Di akhir, Rahmat memberi pesan dan kesannya:
“Meskipun tunanetra, tidak tertutup kemungkinan kita pun bisa berangkat ke tanah suci. Anugerah Allah itu tidak terbatas, ya. Meski kita punya keterbatasan dan dianggap tidak sempurna oleh banyak orang, ternyata Allah juga tetap memberikan anugerah-Nya. Intinya, jangan menyerah dalam segala urusan dan segala hal. Meskipun ada anggapan bahwa, ‘Saya tunanetra, mana mungkin bisa ke tanah suci,’ jalani saja dulu karena anugerah Allah akan tiba kepada orang yang telah dipilih. Intinya, selalu berdoa dan memaksimalkan ikhtiar kita dengan cara apa pun, selagi itu jalan terbaik.”
Sementara itu, di Pesantren Sam’an, Fauzan Lukman Syukur menjalani proses dalam menghafal Alquran secara online. Ia memulai sejak tahun 2023 dengan penuh semangat. “Alhamdulillah dari tahun 2023,” ujarnya. Fauzan mengenang saat pertama kali mengetahui tentang program pesantren ini dari teman-temannya melalui broadcast-an WhatsApp.

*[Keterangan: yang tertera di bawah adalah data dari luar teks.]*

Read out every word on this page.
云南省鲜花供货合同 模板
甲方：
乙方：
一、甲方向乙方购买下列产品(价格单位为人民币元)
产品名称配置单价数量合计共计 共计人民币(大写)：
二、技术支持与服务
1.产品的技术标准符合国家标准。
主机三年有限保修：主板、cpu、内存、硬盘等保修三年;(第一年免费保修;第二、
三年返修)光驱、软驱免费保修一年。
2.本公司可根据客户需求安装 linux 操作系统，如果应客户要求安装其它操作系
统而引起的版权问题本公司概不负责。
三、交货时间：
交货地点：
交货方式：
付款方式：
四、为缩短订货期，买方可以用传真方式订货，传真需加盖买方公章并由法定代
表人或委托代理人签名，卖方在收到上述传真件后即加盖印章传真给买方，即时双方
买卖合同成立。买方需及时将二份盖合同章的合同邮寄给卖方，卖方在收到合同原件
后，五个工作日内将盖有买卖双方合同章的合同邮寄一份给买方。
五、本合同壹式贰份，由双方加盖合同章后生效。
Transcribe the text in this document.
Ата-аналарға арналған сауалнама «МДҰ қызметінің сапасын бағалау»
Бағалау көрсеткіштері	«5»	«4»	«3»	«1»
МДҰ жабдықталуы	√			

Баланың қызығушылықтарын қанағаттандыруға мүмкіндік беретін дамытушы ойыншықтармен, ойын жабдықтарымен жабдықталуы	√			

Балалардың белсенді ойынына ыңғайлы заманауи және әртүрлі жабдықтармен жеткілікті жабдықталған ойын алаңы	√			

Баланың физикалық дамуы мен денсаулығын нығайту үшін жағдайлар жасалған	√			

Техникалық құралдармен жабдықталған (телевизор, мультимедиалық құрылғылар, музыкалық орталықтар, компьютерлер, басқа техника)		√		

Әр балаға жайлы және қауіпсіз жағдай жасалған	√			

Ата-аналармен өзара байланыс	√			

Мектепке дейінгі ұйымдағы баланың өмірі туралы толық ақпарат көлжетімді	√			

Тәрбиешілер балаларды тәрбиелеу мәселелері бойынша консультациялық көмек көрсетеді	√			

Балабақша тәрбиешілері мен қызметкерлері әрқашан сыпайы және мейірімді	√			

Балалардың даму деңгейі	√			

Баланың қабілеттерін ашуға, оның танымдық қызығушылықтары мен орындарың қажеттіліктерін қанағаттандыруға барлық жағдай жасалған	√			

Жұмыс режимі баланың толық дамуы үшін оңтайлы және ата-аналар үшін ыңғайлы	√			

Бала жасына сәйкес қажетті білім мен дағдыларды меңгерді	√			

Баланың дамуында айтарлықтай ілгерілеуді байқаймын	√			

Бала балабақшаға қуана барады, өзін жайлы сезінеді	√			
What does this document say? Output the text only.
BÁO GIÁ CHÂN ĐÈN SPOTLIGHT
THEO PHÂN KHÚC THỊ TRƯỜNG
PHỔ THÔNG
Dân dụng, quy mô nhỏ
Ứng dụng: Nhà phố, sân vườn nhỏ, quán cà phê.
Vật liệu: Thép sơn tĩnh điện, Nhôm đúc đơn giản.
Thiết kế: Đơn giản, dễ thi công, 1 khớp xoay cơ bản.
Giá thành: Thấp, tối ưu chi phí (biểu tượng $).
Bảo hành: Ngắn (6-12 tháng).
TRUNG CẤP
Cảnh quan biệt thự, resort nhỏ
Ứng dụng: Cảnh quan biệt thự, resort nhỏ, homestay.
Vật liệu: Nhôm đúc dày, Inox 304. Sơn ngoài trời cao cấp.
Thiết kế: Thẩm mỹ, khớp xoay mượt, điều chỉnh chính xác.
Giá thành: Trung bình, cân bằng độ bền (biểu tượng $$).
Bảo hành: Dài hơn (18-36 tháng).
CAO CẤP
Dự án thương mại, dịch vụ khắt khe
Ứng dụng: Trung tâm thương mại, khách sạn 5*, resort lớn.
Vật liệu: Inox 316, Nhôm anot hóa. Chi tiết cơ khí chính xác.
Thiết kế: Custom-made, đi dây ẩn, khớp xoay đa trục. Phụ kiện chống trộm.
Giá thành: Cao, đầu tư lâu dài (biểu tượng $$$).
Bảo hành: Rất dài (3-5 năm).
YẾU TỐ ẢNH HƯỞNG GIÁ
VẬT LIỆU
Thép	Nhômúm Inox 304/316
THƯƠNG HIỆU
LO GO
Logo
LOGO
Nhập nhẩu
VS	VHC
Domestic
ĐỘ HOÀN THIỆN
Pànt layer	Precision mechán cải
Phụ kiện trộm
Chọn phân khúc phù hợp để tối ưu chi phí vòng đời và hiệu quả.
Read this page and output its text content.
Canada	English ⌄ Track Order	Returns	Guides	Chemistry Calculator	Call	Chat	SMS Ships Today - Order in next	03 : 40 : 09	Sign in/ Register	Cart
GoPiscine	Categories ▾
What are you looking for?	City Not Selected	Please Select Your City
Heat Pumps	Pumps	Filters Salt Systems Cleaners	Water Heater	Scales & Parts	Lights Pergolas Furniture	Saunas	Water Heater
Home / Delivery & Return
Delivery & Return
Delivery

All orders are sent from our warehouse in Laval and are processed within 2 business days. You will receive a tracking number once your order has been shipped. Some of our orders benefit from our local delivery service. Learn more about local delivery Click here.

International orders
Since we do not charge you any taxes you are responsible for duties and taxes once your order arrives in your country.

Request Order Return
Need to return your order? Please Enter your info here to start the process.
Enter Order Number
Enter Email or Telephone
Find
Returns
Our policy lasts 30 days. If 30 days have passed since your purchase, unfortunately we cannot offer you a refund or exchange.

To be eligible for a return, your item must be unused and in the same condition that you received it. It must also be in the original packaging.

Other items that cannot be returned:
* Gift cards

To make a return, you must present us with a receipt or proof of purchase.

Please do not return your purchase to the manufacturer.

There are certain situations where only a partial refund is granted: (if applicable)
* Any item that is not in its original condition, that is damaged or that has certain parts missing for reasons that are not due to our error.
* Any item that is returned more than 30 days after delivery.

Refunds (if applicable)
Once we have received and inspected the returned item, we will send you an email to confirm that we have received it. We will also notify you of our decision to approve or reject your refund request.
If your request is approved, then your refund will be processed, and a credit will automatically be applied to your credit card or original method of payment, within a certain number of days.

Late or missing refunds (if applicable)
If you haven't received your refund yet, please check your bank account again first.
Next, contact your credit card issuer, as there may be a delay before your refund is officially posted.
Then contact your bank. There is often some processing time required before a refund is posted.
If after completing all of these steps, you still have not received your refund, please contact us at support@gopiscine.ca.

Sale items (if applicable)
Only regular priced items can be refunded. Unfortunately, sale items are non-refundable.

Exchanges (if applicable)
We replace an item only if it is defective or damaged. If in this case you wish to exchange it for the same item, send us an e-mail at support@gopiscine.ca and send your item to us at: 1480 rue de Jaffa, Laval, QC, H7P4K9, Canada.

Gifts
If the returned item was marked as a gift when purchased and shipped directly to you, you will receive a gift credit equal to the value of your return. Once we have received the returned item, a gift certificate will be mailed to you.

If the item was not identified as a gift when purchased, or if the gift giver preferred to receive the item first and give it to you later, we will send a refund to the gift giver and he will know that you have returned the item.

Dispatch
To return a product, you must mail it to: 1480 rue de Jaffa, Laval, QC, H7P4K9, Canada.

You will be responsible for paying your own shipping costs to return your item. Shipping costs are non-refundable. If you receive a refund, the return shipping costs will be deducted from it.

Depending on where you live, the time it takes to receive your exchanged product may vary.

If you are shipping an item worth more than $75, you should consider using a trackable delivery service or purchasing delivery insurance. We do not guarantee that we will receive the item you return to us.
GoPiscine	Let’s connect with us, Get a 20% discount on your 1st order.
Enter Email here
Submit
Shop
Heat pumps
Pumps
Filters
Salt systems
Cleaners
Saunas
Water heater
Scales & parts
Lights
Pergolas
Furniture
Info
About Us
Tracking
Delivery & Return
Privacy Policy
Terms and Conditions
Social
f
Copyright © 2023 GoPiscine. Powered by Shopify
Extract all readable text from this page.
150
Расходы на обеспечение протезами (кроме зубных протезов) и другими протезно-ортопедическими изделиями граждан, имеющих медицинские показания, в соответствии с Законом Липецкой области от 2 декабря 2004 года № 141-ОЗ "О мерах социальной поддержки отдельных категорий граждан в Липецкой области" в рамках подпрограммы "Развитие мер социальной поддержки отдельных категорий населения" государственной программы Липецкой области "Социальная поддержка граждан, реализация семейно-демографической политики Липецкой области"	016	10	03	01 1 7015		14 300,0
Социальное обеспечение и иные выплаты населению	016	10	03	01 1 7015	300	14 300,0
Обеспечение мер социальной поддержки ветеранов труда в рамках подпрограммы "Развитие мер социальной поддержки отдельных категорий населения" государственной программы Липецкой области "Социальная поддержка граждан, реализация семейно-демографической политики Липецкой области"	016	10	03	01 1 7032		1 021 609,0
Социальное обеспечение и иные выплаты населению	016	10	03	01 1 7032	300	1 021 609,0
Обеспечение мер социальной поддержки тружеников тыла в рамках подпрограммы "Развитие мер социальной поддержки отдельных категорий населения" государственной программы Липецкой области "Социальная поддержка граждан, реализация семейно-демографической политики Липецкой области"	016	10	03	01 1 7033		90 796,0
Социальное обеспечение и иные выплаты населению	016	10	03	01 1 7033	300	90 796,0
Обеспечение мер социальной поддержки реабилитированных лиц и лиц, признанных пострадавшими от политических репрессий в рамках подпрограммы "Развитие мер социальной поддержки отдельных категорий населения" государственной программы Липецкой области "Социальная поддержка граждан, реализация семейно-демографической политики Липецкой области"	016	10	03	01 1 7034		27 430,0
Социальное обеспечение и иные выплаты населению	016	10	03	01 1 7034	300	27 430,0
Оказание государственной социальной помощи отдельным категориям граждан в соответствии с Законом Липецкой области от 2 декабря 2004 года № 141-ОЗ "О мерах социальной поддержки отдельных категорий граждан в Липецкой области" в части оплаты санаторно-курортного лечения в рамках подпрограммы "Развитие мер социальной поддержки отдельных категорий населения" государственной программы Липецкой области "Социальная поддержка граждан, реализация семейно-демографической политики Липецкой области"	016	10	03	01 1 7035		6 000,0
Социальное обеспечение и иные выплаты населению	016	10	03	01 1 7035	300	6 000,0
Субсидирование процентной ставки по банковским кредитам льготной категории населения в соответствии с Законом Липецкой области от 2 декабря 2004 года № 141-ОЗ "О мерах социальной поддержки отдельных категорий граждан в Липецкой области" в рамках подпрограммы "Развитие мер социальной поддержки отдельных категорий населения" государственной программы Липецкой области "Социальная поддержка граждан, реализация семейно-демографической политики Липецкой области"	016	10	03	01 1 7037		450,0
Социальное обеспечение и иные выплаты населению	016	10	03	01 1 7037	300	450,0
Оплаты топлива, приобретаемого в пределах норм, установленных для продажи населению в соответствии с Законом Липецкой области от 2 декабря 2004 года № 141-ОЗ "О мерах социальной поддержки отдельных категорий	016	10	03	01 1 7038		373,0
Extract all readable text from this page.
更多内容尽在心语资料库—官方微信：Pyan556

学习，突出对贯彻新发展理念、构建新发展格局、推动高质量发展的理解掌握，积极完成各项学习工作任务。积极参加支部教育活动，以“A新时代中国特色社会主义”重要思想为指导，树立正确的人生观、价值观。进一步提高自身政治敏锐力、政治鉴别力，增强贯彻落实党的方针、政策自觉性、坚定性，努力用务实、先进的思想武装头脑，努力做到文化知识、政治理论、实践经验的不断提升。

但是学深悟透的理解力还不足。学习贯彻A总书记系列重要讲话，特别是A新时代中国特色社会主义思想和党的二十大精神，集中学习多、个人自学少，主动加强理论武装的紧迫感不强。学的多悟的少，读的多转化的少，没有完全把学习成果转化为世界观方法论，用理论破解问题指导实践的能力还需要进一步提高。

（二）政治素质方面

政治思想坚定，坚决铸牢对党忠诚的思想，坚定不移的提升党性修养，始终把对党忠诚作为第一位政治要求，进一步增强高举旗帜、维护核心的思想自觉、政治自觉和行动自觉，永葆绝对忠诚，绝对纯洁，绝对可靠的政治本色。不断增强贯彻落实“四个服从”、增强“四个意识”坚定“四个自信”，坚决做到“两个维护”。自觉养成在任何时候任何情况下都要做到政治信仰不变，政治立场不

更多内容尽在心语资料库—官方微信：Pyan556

Fauzan pun memiliki target untuk menyelesaikan dua juz di tahun ini, yakni juz 29 dan juz 30. “Untuk juz 29 kalau baca tuh, masih mutar-mutar kadang, bang. Jadi, juz 30-nya saja dulu yang diperlancar,” ungkapnya sambil tersenyum.
Dalam perjalanannya, awalnya pengajarnya adalah Ustadz Samsul, lalu berlanjut ke Ustadz Rahmat. “Dari pertamanya itu, enjoy saja sih belajar sama Kang Rahmat. Beliau juga ngerti orangnya, kan. Tidak mau memaksakan. Kalau mau setoran, ayo setoran. Ya, bisa dekat saja sama ininya, sama yang diajarinnya sama murid-muridnya. Jadi, kayaknya kita belajar seperti tutor teman sebaya, lah. Iya, kan. Kita tidak terlalu kaku, tidak terlalu, aduh gimana gitu,” jelas Fauzan.
Tak hanya soal teknik hafalan, Fauzan juga mengapresiasi sikap Ustadz Rahmat yang selalu siap mendengarkan. “Alhamdulillah, beliau bisa membawa diri. Nanti kalau ada yang mau diceritakan, beliau ceritakan. Atau kalau kita ada begini, beliau itu merespon dengan misalnya, ‘oh gitu ya, semoga anu ya.’ Jadi maksudnya, beliau itu bisa jadi pendengar yang baik dan pendengar yang sabar,” pungkasnya.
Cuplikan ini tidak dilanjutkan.